What do we do?
Our main research interest at the Genome Systems Biology (GSB) Group is the study of genome-wide regulatory systems in order to reconstruct them from high-throughput molecular data, understand and model how they have evolved, and search for design principles in their construction. In particular, we are developing and applying new algorithmic tools for the automated reconstruction of genome-wide regulatory networks from comparative genomic, deep sequencing, and other high-throughput data. In addition, methods are being developed for studying genome evolution and the evolution of regulatory networks in particular.

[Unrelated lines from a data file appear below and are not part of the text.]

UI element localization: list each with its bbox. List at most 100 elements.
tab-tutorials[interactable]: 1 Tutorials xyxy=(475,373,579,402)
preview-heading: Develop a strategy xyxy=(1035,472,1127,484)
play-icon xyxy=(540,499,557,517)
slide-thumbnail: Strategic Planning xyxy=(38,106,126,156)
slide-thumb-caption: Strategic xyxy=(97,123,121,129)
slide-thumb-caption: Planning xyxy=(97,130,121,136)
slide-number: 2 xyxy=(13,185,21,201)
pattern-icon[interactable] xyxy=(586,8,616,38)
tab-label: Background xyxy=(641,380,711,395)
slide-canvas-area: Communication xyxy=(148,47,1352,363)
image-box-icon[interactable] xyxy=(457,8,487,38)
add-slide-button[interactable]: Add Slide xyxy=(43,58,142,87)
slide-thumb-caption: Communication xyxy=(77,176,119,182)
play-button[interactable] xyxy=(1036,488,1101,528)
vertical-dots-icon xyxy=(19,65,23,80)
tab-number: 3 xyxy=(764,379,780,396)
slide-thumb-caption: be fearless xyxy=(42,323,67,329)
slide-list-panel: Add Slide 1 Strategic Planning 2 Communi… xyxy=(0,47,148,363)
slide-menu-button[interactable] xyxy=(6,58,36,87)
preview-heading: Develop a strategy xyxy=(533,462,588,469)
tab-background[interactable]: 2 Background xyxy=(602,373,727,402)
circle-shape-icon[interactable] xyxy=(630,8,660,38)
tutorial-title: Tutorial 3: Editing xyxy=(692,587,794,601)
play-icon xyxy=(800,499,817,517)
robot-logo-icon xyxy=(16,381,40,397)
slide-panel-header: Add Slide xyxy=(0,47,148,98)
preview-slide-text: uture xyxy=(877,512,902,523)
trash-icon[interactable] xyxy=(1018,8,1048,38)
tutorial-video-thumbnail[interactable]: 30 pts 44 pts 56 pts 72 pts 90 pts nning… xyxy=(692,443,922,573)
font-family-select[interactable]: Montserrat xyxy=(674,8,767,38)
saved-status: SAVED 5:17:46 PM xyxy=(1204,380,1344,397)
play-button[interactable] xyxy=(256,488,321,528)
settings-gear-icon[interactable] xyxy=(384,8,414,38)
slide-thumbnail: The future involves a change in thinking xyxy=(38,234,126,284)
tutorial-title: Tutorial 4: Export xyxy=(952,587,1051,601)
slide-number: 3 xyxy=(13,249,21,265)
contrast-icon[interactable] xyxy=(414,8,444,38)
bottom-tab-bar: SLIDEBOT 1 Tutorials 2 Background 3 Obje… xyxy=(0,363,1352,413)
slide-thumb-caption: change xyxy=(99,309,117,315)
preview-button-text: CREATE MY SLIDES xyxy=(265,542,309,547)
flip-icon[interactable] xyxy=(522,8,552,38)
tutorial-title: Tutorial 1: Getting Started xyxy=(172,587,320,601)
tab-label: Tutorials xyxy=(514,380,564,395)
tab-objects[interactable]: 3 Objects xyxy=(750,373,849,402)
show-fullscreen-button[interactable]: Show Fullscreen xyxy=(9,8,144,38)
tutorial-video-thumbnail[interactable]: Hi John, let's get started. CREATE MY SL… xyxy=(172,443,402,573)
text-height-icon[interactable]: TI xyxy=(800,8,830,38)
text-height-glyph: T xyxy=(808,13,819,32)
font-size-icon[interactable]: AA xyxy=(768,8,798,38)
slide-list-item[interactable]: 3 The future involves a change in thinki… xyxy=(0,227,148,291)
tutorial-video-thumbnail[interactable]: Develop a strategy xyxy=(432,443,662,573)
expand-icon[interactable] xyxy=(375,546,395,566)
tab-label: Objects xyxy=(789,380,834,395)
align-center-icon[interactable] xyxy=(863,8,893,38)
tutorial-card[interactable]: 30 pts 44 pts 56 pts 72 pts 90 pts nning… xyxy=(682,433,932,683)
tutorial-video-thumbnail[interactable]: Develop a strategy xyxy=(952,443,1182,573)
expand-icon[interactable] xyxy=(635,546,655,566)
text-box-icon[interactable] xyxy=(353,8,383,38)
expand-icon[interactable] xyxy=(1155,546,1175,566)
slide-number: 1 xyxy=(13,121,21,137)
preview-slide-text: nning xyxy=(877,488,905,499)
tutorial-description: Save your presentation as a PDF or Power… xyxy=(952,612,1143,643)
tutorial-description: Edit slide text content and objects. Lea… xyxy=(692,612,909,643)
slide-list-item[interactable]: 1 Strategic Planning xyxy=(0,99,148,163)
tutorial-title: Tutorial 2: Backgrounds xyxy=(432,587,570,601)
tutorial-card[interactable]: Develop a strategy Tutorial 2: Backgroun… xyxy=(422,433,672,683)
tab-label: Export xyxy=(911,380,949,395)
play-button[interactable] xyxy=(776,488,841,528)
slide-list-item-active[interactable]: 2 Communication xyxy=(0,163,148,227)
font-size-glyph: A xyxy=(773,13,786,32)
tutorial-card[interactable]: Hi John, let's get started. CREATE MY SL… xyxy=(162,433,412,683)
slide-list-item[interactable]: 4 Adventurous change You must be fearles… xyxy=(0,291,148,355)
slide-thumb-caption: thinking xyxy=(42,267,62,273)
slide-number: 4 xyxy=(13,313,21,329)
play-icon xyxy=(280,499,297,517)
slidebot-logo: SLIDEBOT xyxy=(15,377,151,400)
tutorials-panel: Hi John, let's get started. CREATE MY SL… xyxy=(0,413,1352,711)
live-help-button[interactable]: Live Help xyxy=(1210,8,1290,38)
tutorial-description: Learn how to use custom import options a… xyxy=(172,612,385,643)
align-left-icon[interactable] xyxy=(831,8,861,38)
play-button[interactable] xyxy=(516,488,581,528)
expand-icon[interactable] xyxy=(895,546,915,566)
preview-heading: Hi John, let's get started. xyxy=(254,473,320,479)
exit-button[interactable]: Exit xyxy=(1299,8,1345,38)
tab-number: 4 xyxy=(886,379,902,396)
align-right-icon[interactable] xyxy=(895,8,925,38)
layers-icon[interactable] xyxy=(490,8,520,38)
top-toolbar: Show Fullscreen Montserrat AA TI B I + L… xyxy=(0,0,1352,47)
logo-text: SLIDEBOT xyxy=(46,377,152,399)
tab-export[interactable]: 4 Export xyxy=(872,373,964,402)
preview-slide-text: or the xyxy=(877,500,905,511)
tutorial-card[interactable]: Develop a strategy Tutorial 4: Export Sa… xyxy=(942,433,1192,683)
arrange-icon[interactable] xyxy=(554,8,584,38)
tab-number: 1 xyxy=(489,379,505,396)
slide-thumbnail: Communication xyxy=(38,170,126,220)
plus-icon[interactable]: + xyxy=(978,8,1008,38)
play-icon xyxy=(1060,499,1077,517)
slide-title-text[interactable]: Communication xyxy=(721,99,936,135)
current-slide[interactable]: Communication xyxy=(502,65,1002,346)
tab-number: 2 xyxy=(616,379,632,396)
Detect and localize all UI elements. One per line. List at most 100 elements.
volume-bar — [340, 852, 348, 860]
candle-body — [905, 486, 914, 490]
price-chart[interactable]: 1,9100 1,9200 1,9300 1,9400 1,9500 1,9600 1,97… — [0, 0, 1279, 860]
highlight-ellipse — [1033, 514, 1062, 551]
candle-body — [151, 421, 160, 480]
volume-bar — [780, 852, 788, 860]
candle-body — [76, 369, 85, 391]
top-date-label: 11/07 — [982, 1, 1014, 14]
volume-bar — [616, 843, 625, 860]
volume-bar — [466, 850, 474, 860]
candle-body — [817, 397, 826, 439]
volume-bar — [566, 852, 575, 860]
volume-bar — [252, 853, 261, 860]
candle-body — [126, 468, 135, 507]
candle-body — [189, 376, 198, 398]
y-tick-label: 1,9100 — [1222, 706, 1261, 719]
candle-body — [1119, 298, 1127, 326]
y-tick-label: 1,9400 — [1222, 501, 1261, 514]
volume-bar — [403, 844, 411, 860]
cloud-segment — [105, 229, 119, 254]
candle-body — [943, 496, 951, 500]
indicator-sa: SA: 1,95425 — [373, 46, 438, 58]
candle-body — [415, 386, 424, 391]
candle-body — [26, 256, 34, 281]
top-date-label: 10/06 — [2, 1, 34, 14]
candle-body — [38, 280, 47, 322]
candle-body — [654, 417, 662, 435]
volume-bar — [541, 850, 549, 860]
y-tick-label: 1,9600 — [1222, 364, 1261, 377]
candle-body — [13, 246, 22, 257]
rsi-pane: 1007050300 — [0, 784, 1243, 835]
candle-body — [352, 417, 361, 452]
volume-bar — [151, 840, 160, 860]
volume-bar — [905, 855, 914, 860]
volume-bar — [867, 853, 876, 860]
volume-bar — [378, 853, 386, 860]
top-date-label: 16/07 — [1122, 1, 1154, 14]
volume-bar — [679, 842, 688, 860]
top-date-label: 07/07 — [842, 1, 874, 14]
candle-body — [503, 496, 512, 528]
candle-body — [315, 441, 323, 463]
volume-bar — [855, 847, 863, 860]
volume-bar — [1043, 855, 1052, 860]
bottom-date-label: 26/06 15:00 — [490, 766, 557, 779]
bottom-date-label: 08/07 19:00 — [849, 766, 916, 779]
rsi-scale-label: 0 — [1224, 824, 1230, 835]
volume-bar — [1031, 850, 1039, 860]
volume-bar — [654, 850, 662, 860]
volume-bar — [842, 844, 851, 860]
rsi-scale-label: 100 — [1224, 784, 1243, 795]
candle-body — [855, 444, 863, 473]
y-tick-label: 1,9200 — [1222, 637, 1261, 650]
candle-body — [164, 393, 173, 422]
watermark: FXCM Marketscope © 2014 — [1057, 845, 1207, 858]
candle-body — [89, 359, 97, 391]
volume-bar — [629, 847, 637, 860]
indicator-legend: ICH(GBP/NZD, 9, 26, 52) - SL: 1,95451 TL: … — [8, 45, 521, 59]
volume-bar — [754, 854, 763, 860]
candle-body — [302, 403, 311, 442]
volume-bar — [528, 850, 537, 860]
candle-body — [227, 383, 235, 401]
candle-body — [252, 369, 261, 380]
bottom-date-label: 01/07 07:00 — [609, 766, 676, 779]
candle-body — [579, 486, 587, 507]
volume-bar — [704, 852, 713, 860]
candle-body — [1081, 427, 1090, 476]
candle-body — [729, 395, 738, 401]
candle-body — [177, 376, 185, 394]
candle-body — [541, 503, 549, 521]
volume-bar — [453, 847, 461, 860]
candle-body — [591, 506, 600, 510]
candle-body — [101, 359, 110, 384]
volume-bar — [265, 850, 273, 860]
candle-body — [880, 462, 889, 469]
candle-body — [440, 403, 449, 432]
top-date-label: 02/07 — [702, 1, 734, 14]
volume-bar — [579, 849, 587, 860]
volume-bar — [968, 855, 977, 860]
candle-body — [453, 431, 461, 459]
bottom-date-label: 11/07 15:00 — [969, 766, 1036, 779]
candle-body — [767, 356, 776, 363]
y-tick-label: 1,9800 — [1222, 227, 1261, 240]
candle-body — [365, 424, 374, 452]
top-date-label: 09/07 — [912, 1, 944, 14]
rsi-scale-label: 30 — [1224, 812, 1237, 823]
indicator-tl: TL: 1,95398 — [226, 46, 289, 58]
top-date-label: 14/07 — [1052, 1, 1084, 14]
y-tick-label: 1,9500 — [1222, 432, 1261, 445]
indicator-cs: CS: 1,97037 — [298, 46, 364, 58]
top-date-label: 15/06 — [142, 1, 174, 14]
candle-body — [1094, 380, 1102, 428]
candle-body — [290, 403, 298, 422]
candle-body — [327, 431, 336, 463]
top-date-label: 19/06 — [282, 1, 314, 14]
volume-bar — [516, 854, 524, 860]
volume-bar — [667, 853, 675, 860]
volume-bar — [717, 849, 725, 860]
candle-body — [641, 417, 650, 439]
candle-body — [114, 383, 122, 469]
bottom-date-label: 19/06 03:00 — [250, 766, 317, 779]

The main highlight in 2015 was the publication of the first major work from our group’s wet lab in which we uncovered a general mechanism for the de novo evolution of gene regulation, and found that gene expression noise plays a crucial role in facilitating its evolution.
A second major highlight involves Crunch – a completely automated webserver for ChIP-seq analysis – which went online at crunch.unibas.ch as part of the group’s SwissRegulon portal. Crunch performs all steps of the ChIP-seq analysis, from raw data quality control, read mapping, fragment-size estimation, peak detection, and peak annotation to novel DNA sequence motif analysis. In particular, Crunch finds a complementary set of motifs that can explain the ChIP-seq data, and then comprehensively characterizes the occurrence of these motifs across the ChIP binding peaks.
Main publications 2015
- Pemberton-Ross PJ et al. ARMADA: Using motif activity dynamics to infer gene regulatory networks from gene expression data. Methods 2015;85:62-74.
- Schertel C et al. A large-scale, in vivo transcription factor screen defines bivalent chromatin as a key property of regulatory factors mediating Drosophila wing development. Genome Res 2015;25(4):514-23.
- Wolf L et al. Expression noise facilitates the evolution of gene regulation. eLife 2015;4:e05856.